The question I ask is:

If this vanished tonight, would I need it back?

If yes, it goes in the backup set. If no, it probably does not.

Why Restic fits

Restic is boring in the right way.

It runs from a single binary. It can target local storage or S3-compatible storage. It encrypts before data leaves the machine. It stores snapshots, so I can go back to a specific point in time. It deduplicates, so repeated backups do not mean repeated full copies.

That matches the homelab well. I do not need a big backup platform. I need a repeatable command, a clear retention policy, and a restore process I have actually tested.

The restore test

The restore test is the part that makes the backup real.

Every so often I restore something small into a temporary directory. A Home Assistant file. A document. A service config. Something I can inspect.

That test answers questions a log cannot:

do the credentials still work?
do I know the password?
can the machine reach the repository?
did I include the right paths?
is the restored file actually usable?

The first time you learn a path was missing should not be during an actual failure.

Retention without hoarding

Restic will keep snapshots forever unless you tell it not to.

Forever sounds comforting until the repository grows for no good reason. I prefer a simple retention window: recent daily snapshots, a handful of weekly ones, and longer monthly points for the data that deserves it.

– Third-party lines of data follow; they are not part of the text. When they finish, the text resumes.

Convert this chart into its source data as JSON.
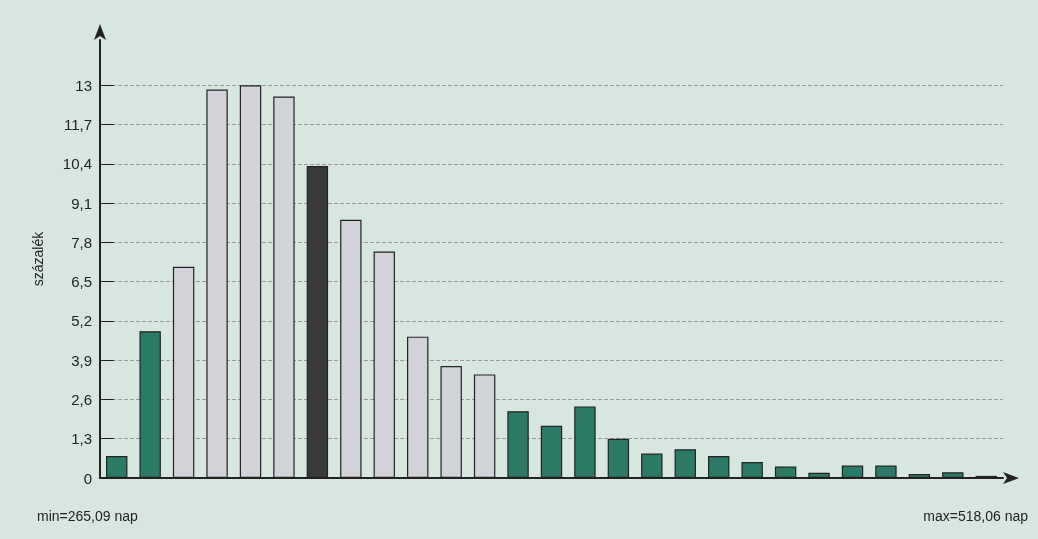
{
  "chart_data": {
    "type": "bar",
    "ylabel": "százalék",
    "categories": [
      null,
      null,
      null,
      null,
      null,
      null,
      null,
      null,
      null,
      null,
      null,
      null,
      null,
      null,
      null,
      null,
      null,
      null,
      null,
      null,
      null,
      null,
      null,
      null,
      null,
      null,
      null
    ],
    "values": [
      0.73,
      4.86,
      6.99,
      12.86,
      13.0,
      12.63,
      10.33,
      8.55,
      7.5,
      4.68,
      3.71,
      3.43,
      2.21,
      1.73,
      2.37,
      1.3,
      0.81,
      0.95,
      0.73,
      0.53,
      0.38,
      0.17,
      0.41,
      0.41,
      0.13,
      0.19,
      0.07
    ],
    "colors": [
      "#2b7a66",
      "#2b7a66",
      "#d2d3d8",
      "#d2d3d8",
      "#d2d3d8",
      "#d2d3d8",
      "#3a3a3c",
      "#d2d3d8",
      "#d2d3d8",
      "#d2d3d8",
      "#d2d3d8",
      "#d2d3d8",
      "#2b7a66",
      "#2b7a66",
      "#2b7a66",
      "#2b7a66",
      "#2b7a66",
      "#2b7a66",
      "#2b7a66",
      "#2b7a66",
      "#2b7a66",
      "#2b7a66",
      "#2b7a66",
      "#2b7a66",
      "#2b7a66",
      "#2b7a66",
      "#2b7a66"
    ],
    "ylim": [
      0,
      14.5
    ],
    "yticks": [
      0,
      {
        "value": 1.3,
        "label": "1,3"
      },
      {
        "value": 2.6,
        "label": "2,6"
      },
      {
        "value": 3.9,
        "label": "3,9"
      },
      {
        "value": 5.2,
        "label": "5,2"
      },
      {
        "value": 6.5,
        "label": "6,5"
      },
      {
        "value": 7.8,
        "label": "7,8"
      },
      {
        "value": 9.1,
        "label": "9,1"
      },
      {
        "value": 10.4,
        "label": "10,4"
      },
      {
        "value": 11.7,
        "label": "11,7"
      },
      13
    ],
    "grid": "y",
    "annotations": [
      "min=265,09 nap",
      "max=518,06 nap"
    ]
  }
}
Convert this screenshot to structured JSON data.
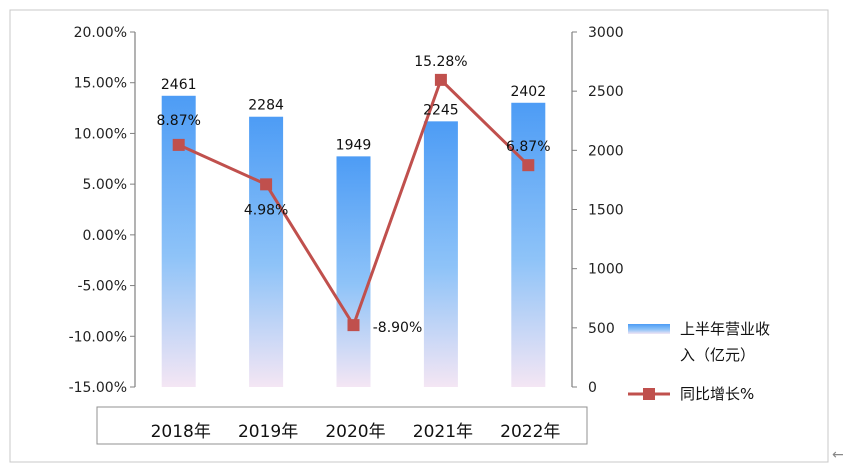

Different data can have different value. Some service config only needs a short window. Photos and documents deserve more care. The policy should match the consequence of loss, not a generic rule copied from a tutorial.

Alerts matter less than restores

I still want backup jobs to report failure. Silent failures are dangerous.

But alerts are not enough. A backup system can alert perfectly and still be useless if the wrong paths are selected or the restore process is unclear. So I treat alerts as one layer, not the whole answer.

The hierarchy is:

know what matters
back up the right paths
keep copies away from the primary storage
test restores
then worry about nicer reporting

That order keeps me honest.

Why I trust it now

I trust the setup because it is small enough to understand and because I have practised the uncomfortable bit: getting data back.

There is still room to improve it. There always is. Better reporting, better documentation, and more regular restore drills would all help. But the foundation is there.

The important data is not only sitting on the Pi cluster hoping nothing goes wrong. It has somewhere else to be, and I know how to bring it back.

That is what a backup is for.